Help! AI stole my students’ brains!

Why professors must teach undergrads to think critically about artificial intelligence tools.

June 29, 2026
Photo courtesy: iStock.com/metamorworks

If you’re like me, you’ve been reading with disquiet a growing number of studies that show how AI is already diminishing cognitive and creative abilities, in a process now called cognitive offloading. There are already so many, published in journals including SocietiesSpringer NatureScience Direct, the Journal of Computer Information Systems and more. 

I can see the value of “keeping the human in humanities”, as Dr. Timothy Pettipiece so eloquently put it, when he argued that technology-free classrooms could help students acquire the very skills that would be necessary to use AI effectively. But, before we do that, we need to let students understand the limits of AI. Because right now, undergraduate students trust AI far too much. 

It’s difficult to overstate how much undergraduate students, fresh from COVID lockdowns and online learning in the middle school years and freely accessible AI in their high school years, have come to rely on this technology. While hardly definitive, a straw poll in my first-year ancient global history course found that every person in the class had used AI to complete at least one assignment in the last year. Every single person in a 45-person class. A recent KMPG survey discovered that in 2025, 73 per cent of Canadian high school students self-reported using generative AI to help with schoolwork.  

Did the students know, I wondered, that free versions of AI chatbots like Copilot and ChatGPT still regularly hallucinate references? Did they understand that much of the “literature” produced by AI chatbots is formulaic and shallow, lacking examples and context? That chatbots were designed to be eager to please, to encourage greater engagement and were not necessarily reliable in tasks as diverse as parsing Latin — Claude agreed with every different way I translated a Latin sentence — to analyzing the trends in Hammurabi’s Law Code—Copilot absolutely refused to write a story based on Hammurabi’s Law Code that followed the principle of lex talionis (reciprocal justice, or the “eye-for-an-eye” principle). Did they really grasp that AI could be used to spread Russian propaganda in the place of reliable information?  

To my horror, the answer was a resounding no. Here’s how I know.  
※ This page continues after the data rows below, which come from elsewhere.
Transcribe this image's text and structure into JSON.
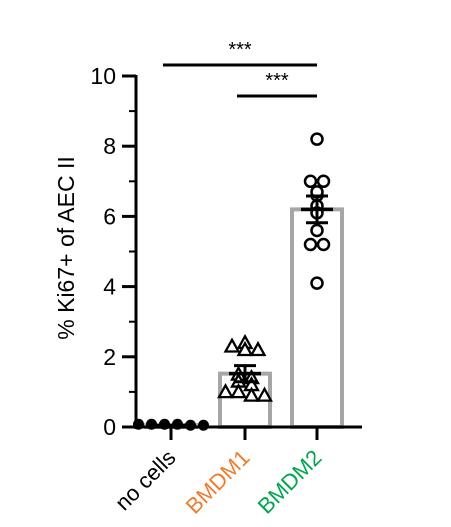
{
  "chart_data": {
    "type": "bar",
    "ylabel": "% Ki67+ of AEC II",
    "ylim": [
      0,
      10
    ],
    "yticks": [
      "0",
      "2",
      "4",
      "6",
      "8",
      "10"
    ],
    "categories": [
      {
        "label": "no cells",
        "color": "#000000",
        "mean": 0.05,
        "sem": 0.0,
        "marker": "filled-circle",
        "points": [
          0.05,
          0.05,
          0.05,
          0.05,
          0.02,
          0.02
        ]
      },
      {
        "label": "BMDM1",
        "color": "#ED7D31",
        "mean": 1.52,
        "sem": 0.23,
        "marker": "open-triangle",
        "points": [
          2.4,
          2.3,
          2.2,
          2.2,
          1.5,
          1.4,
          1.3,
          1.2,
          1.0,
          1.0,
          0.9,
          0.9
        ]
      },
      {
        "label": "BMDM2",
        "color": "#00A651",
        "mean": 6.2,
        "sem": 0.38,
        "marker": "open-circle",
        "points": [
          8.2,
          7.0,
          7.0,
          6.6,
          6.7,
          6.3,
          6.1,
          5.6,
          5.2,
          5.2,
          4.1
        ]
      }
    ],
    "significance": [
      {
        "label": "***",
        "from": 0,
        "to": 2
      },
      {
        "label": "***",
        "from": 1,
        "to": 2
      }
    ],
    "bar_color": "#A6A6A6"
  }
}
To help teach students AI literacy, my first-year premodern global history class had four different assignments designed around asking an AI tool to produce material, then analyzing the output. To do this we used Copilot, since our university had a Microsoft Enterprise licence that provided the students with basic data protection. The assignments ranged from having the students edit AI-produced essays, to analyzing Copilot’s ability to summarize articles, to tweaking prompts in Copilot until it created an accurate map. It was this last assignment that brought home how few students really questioned the accuracy of anything Copilot produced. I saw maps students accepted as accurate in which Africa was labeled as Australia; in which India was in Europe; in which landmasses were labeled as oceans and oceans as continents. It is hard for me to express just how inaccurate the maps produced by Copilot were. They were disasters. 

Map produced by Microsoft Copilot with the prompt: “Please draw common trade routes across Afro-Eurasia circa 500 BCE.”

And yet, very few students, only about 25 per cent of those who attempted that assignment, realized that the maps produced were problematic. It wasn’t that the other 75 per cent did not know basic geography; it was that they didn’t even glance at what the AI produced. The absolute trust students put in AI was shocking. Even with an assignment that had warned that AI could generate error-ridden maps, most students just assumed that what the AI generated was accurate. 

It is this trust that should worry us educators the most. If students already so trust AI output that they can’t see errors like the continent of Africa being mislabeled, how can we expect them to see the subtle errors that AI introduces? Or disinformation that might be included? Learning how to scrutinize AI responses analytically may be the most important tool we teach for the foreseeable future. 

To reinforce the unreliability of AI map production, I added a question on the final exam that asked students to find six errors (both geographical and with respect to ancient trade routes) in a map Copilot produced in response to the prompt: “Please draw common trade routes across Afro-Eurasia circa 500 BCE.” The map is reproduced above; there are far more than six errors. This question was nearly uniformly answered well by the students. What this suggests is that the students could recognize bad geography when they were asked to notice it. But they had to be prompted to notice it. We badly need to instill the skill of always, automatically questioning AI production. We need to inculcate an attitude of constant skepticism and analysis.  

Right now, my students don’t believe that they are smarter than any AI. We need to prove to them that they are. And the only way to do this is to teach AI literacy at high schools and in university classrooms. And yes, even in humanities classrooms. The skills we already teach as humanists — analytical reading, constructions of knowledge and critical thinking — can pave the way for using this new tool responsibly and effectively.